Please find the project source code : project git repository
This project presents a comprehensive AI-driven recommendation system for Amazon apparel products, leveraging both text-based and image-based similarity measures to suggest visually and contextually similar clothing items. Designed using Python and state-of-the-art NLP and deep learning libraries, the system enhances product discovery through multi-modal data analysis—improving user engagement and product visibility on e-commerce platforms.
The development pipeline begins with parsing and filtering a large JSON dataset of over 180,000 fashion items, focusing on seven key attributes including product title, brand, color, and image URL. Data is cleaned by removing incomplete entries, and a deduplication process is applied in two phases to eliminate products with redundant titles differing only in size or color.

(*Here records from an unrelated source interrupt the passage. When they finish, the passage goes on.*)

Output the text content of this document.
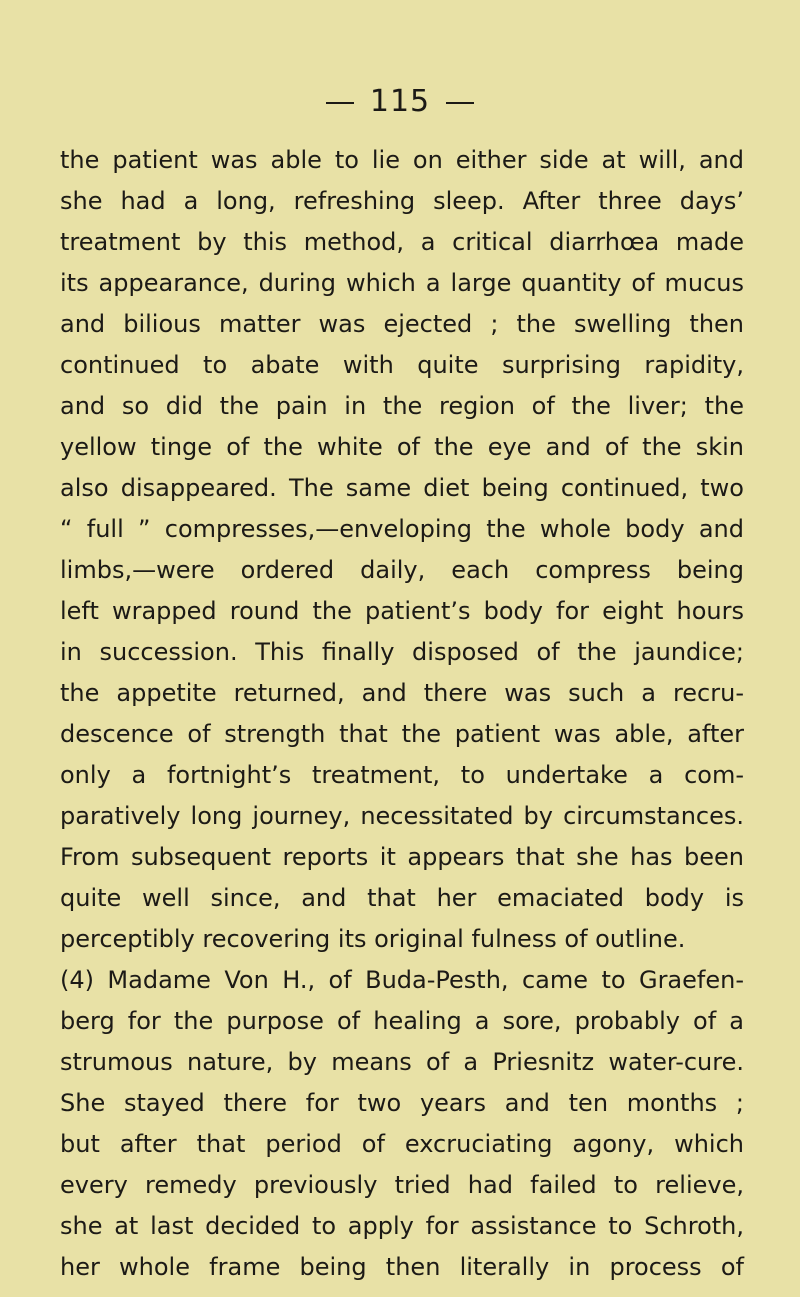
115
the patient was able to lie on either side at will, and
she had a long, refreshing sleep. After three days’
treatment by this method, a critical diarrhœa made
its appearance, during which a large quantity of mucus
and bilious matter was ejected ; the swelling then
continued to abate with quite surprising rapidity,
and so did the pain in the region of the liver; the
yellow tinge of the white of the eye and of the skin
also disappeared. The same diet being continued, two
“ full ” compresses,—enveloping the whole body and
limbs,—were ordered daily, each compress being
left wrapped round the patient’s body for eight hours
in succession. This finally disposed of the jaundice;
the appetite returned, and there was such a recru-
descence of strength that the patient was able, after
only a fortnight’s treatment, to undertake a com-
paratively long journey, necessitated by circumstances.
From subsequent reports it appears that she has been
quite well since, and that her emaciated body is
perceptibly recovering its original fulness of outline.
(4) Madame Von H., of Buda-Pesth, came to Graefen-
berg for the purpose of healing a sore, probably of a
strumous nature, by means of a Priesnitz water-cure.
She stayed there for two years and ten months ;
but after that period of excruciating agony, which
every remedy previously tried had failed to relieve,
she at last decided to apply for assistance to Schroth,
her whole frame being then literally in process of
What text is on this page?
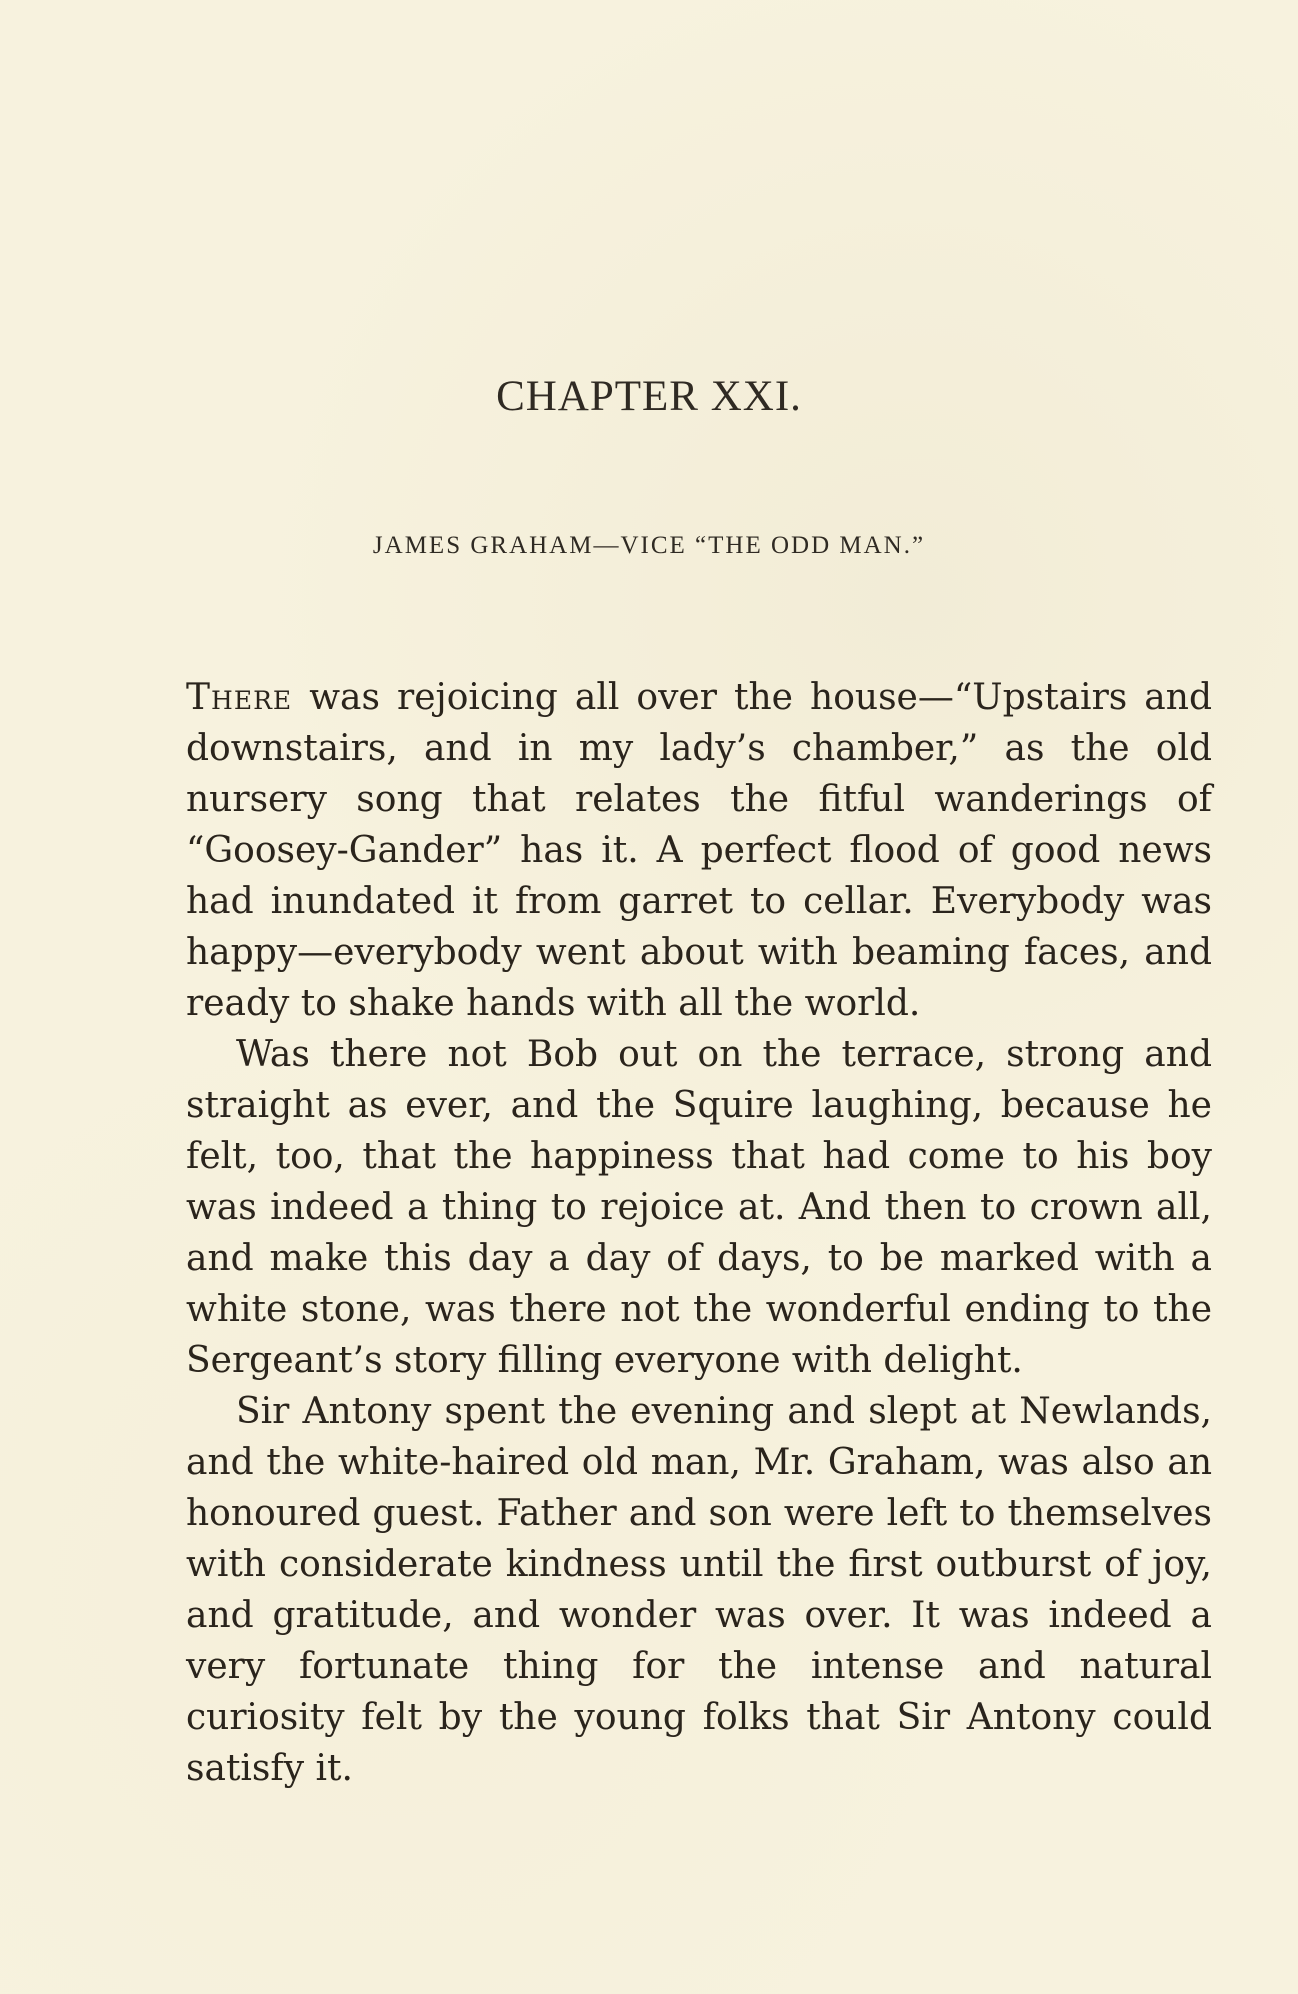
CHAPTER XXI.
JAMES GRAHAM—VICE “THE ODD MAN.”

There was rejoicing all over the house—“Upstairs and downstairs, and in my lady’s chamber,” as the old nursery song that relates the fitful wanderings of “Goosey-Gander” has it. A perfect flood of good news had inundated it from garret to cellar. Everybody was happy—everybody went about with beaming faces, and ready to shake hands with all the world.

Was there not Bob out on the terrace, strong and straight as ever, and the Squire laughing, because he felt, too, that the happiness that had come to his boy was indeed a thing to rejoice at. And then to crown all, and make this day a day of days, to be marked with a white stone, was there not the wonderful ending to the Sergeant’s story filling everyone with delight.

Sir Antony spent the evening and slept at Newlands, and the white-haired old man, Mr. Graham, was also an honoured guest. Father and son were left to themselves with considerate kindness until the first outburst of joy, and gratitude, and wonder was over. It was indeed a very fortunate thing for the intense and natural curiosity felt by the young folks that Sir Antony could satisfy it.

Text preprocessing follows, which includes tokenization, stop-word removal, and vectorization using Bag-of-Words (BoW), TF-IDF, and IDF models. Word2Vec (average and IDF-weighted) embeddings are also used to capture deeper semantic similarity between product titles. For visual similarity, high-dimensional CNN-based features are extracted from product images using a pre-trained VGG-16 model.
These features are compared using cosine similarity to recommend visually similar products. The system also integrates brand and color metadata to improve the quality of recommendations through hybrid similarity scoring.
The final recommendation engine allows users to retrieve similar products using different algorithms—BoW, TF-IDF, Word2Vec, or CNN-based visual embeddings—each visualized via heatmaps and image grids. This solution provides a robust foundation for real-time product recommendation systems, offering an intuitive interface for exploring related fashion items. It significantly enhances the shopping experience by merging visual aesthetics and textual relevance, making it highly useful for e-commerce personalization, inventory management, and marketing optimization.